Chegamos ao último domingo do ano litúrgico e celebramos a solenidade de “Nosso Senhor Jesus Cristo, Rei do Universo”, um “rei”, bem sabemos, todo especial. O evangelho de Lucas nos apresenta Jesus na cruz no meio de dois malfeitores condenados à mesma pena cruel. Um letreiro, talvez pendurado no pescoço dele, dizia: “Este é o Rei dos Judeus”. Sem nome. Significa que Lucas quis chamar a atenção sobre o título: “o rei”. Para esse evangelista Jesus é “o rei” desde o início até o fim. Na Anunciação, o anjo diz a Maria: “Deus lhe dará o trono de seu pai Davi…e o seu reino não terá fim” (Lc 1,32). Somente neste evangelho, na entrada em Jerusalém, Jesus é aclamado como “rei” (Lc 19,38). Na frente de Pilatos que pergunta: “Tu és o Rei dos Judeus?”, Jesus responde: “Tu o dizes” (Lc 23,3). Por fim, é o malfeitor, que chamamos de “bom ladrão”, a proclamar Jesus “rei” com as palavras: “…lembra-te de mim, quando entrares no teu reinado” (Lc 23,42).
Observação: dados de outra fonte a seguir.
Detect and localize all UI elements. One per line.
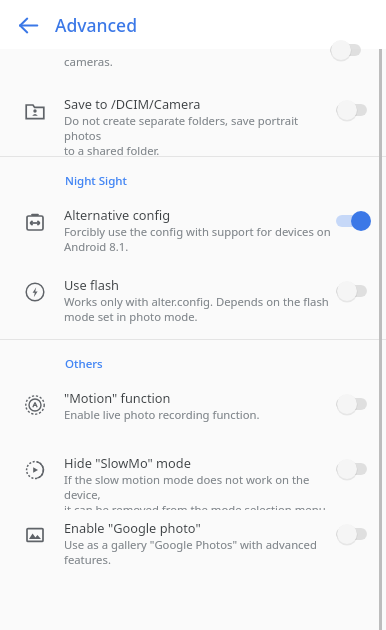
button[interactable]: Hide "SlowMo" mode [0, 445, 386, 510]
staticText: Night Sight [65, 173, 127, 189]
staticText: Advanced [55, 13, 138, 37]
staticText: Enable "Google photo" [64, 519, 201, 536]
staticText: Hide "SlowMo" mode [64, 454, 191, 471]
staticText: Do not create separate folders, save por… [64, 113, 336, 156]
button[interactable]: Off [336, 524, 372, 544]
button[interactable]: Off [336, 394, 372, 414]
button[interactable]: On [336, 211, 372, 231]
button[interactable]: Use flash [0, 267, 386, 335]
staticText: Alternative config [64, 206, 171, 223]
staticText: Forcibly use the config with support for… [64, 224, 331, 254]
staticText: Save to /DCIM/Camera [64, 95, 201, 112]
button[interactable]: Off [330, 40, 366, 60]
staticText: Enable live photo recording function. [64, 407, 260, 422]
button[interactable]: "Motion" function [0, 380, 386, 445]
staticText: Use flash [64, 276, 119, 293]
button[interactable]: Off [336, 459, 372, 479]
staticText: cameras. [64, 54, 113, 70]
staticText: If the slow motion mode does not work on… [64, 472, 336, 510]
button[interactable]: Enable "Google photo" [0, 510, 386, 578]
button[interactable]: Off [336, 281, 372, 301]
button[interactable]: Save to /DCIM/Camera [0, 86, 386, 156]
staticText: "Motion" function [64, 389, 171, 406]
button[interactable]: Off [336, 100, 372, 120]
staticText: Use as a gallery "Google Photos" with ad… [64, 537, 317, 567]
staticText: Works only with alter.config. Depends on… [64, 294, 329, 324]
staticText: Others [65, 356, 103, 372]
button[interactable]: Back [10, 7, 46, 43]
button[interactable]: Alternative config [0, 197, 386, 267]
Surge a pergunta: que rei é esse, crucificado, derrotado, abandonado?
Para quem julga as pessoas pelo sucesso, o enriquecimento e o poder, os reis e as rainhas são outros. São os aclamados, os bem-sucedidos, aqueles e aquelas que moram nos palácios e nas mansões, que se podem permitir qualquer luxo e capricho, os mais invejados deste mundo, porque juntaram fortunas. É assim mesmo: os poderosos deste mundo juntam riquezas para si. Jesus é diferente. É rei não porque acumula, mas porque doa tudo o que tem e tudo o que é. A única coisa que ele tinha e que podia dizer que era mesmo “sua” foi a vida. Nós, que procuramos ser discípulos dele, acreditamos que Jesus doou sua vida, porque foi fiel até o fim à missão de fazer conhecer um Deus Pai que também é somente dom, misericórdia, compaixão, amor: um Deus que doa, antecipadamente, e não fica cobrando uma resposta.
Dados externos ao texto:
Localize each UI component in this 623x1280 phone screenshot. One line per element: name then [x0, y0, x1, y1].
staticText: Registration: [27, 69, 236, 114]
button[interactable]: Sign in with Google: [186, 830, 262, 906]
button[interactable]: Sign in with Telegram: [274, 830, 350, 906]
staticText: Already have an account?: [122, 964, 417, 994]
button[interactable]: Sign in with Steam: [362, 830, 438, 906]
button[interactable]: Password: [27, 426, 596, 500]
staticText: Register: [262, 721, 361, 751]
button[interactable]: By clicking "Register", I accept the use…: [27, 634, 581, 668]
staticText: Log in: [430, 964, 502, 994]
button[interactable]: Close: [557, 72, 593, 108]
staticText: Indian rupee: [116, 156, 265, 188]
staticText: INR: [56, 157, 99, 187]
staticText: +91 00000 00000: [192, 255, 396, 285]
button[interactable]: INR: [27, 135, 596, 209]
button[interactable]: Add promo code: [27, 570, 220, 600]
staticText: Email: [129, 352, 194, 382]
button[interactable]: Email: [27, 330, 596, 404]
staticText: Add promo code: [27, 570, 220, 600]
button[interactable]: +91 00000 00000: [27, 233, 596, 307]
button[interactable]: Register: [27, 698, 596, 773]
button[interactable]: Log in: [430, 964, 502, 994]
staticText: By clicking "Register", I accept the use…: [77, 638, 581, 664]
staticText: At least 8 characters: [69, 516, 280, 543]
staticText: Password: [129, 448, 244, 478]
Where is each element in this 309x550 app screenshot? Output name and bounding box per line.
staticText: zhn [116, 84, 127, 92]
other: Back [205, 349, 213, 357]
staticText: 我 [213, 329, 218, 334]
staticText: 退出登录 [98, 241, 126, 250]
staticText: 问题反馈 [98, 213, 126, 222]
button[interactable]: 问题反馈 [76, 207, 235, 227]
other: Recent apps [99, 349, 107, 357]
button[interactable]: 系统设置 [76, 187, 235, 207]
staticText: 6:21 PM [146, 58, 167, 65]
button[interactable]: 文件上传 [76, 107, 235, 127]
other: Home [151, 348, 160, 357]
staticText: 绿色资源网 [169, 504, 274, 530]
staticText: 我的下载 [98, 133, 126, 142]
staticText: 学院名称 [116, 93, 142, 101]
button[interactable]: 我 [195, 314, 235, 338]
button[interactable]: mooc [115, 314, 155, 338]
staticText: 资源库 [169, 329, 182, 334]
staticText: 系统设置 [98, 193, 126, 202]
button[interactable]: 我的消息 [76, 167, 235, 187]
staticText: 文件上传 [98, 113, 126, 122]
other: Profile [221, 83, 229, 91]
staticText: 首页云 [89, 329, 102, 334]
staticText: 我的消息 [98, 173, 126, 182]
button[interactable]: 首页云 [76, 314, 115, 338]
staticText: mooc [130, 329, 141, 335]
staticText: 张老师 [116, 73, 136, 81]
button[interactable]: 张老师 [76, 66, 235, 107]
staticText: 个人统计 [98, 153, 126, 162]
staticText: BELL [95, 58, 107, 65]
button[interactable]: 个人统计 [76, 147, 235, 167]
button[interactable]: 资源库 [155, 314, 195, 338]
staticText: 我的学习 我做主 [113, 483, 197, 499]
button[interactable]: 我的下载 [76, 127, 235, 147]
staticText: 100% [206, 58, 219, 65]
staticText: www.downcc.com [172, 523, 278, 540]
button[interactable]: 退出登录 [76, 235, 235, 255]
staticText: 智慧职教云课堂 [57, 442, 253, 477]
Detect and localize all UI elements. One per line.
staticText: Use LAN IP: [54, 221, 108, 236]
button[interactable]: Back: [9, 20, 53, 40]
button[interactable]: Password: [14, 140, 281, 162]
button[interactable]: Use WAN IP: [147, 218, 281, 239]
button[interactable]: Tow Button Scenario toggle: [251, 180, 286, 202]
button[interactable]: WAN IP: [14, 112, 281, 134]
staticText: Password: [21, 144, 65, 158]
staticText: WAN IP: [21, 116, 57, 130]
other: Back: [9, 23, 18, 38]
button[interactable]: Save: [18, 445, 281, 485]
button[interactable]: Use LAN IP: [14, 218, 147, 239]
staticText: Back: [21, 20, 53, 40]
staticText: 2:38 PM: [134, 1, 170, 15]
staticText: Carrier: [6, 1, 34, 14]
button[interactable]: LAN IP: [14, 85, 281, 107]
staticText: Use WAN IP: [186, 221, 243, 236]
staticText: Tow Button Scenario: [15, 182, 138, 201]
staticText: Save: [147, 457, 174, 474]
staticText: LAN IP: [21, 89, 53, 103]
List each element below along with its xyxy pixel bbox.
Ele aguarda que o saibamos reconhecer como o verdadeiro doador dos dons que nos dá, todos os dias, junto com a nossa própria vida: o mundo no qual vivemos e tantos bens materiais necessários para viver, mas, sobretudo, ele nos dá a possibilidade de nós também o amarmos, amando os irmãos, praticando o único e decisivo mandamento do amor. Igualmente, podemos dizer que Jesus deu tudo o que ele foi neste mundo, porque não distribuiu somente pão, saúde, perdão, esperança e vida: ele deu a si mesmo, as suas palavras, o seu exemplo, o conhecimento do Pai. Jesus nos abriu o caminho para chegarmos ao mistério de Deus, porque, se “Deus é amor” (1Jo 4,7-8), somente pode ser reconhecido e encontrado amando e doando o que temos e o que somos.
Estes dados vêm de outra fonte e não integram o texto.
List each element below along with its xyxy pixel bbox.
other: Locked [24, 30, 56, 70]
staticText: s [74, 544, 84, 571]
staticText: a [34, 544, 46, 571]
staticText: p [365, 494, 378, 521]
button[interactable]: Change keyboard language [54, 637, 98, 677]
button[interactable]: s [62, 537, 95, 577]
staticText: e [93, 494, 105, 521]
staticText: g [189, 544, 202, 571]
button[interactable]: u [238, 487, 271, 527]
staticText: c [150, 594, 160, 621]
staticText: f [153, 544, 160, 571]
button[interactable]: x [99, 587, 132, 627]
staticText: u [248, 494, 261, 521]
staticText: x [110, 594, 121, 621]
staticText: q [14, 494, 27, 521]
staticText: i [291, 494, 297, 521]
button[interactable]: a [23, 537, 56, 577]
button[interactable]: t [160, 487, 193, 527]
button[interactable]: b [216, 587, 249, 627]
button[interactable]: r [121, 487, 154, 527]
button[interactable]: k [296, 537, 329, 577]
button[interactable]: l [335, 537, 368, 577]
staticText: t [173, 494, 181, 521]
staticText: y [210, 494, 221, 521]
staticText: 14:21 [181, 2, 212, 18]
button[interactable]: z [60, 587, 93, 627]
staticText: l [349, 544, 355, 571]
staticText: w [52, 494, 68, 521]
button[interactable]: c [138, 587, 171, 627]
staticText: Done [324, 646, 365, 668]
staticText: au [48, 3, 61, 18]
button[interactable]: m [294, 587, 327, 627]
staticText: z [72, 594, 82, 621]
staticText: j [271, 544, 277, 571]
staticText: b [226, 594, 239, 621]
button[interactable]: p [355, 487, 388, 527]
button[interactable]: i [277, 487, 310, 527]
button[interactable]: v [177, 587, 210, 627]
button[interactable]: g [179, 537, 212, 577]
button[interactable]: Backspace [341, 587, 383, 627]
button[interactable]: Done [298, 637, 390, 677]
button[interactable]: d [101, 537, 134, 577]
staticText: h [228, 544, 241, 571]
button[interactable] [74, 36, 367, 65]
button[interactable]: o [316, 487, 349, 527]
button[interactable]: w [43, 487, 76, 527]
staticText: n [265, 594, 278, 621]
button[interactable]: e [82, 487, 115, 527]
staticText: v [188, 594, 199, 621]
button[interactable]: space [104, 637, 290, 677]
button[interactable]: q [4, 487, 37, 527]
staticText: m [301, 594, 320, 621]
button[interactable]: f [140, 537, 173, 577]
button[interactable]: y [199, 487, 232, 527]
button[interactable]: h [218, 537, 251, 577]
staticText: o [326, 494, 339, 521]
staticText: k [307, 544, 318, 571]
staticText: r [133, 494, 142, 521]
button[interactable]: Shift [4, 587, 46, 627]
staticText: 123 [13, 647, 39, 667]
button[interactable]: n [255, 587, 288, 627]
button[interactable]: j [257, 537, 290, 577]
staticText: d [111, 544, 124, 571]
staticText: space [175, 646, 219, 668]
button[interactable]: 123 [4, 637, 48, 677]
Não basta gritar e repetir que Jesus é o nosso “rei” como um qualquer refrão estrondoso, precisamos prová-lo com a nossa fé e a nossa vida. O que estamos dispostos a doar, afinal? Quantos dedos das nossas mãos? Quanto do nosso sangue? Quanto do nosso tempo? Tanto ou pouco, de fato, doamos aos irmãos o que antes de Deus recebemos (1Cor 4,7). Quase uma “devolução” ao Rei, cheia de amor e gratidão.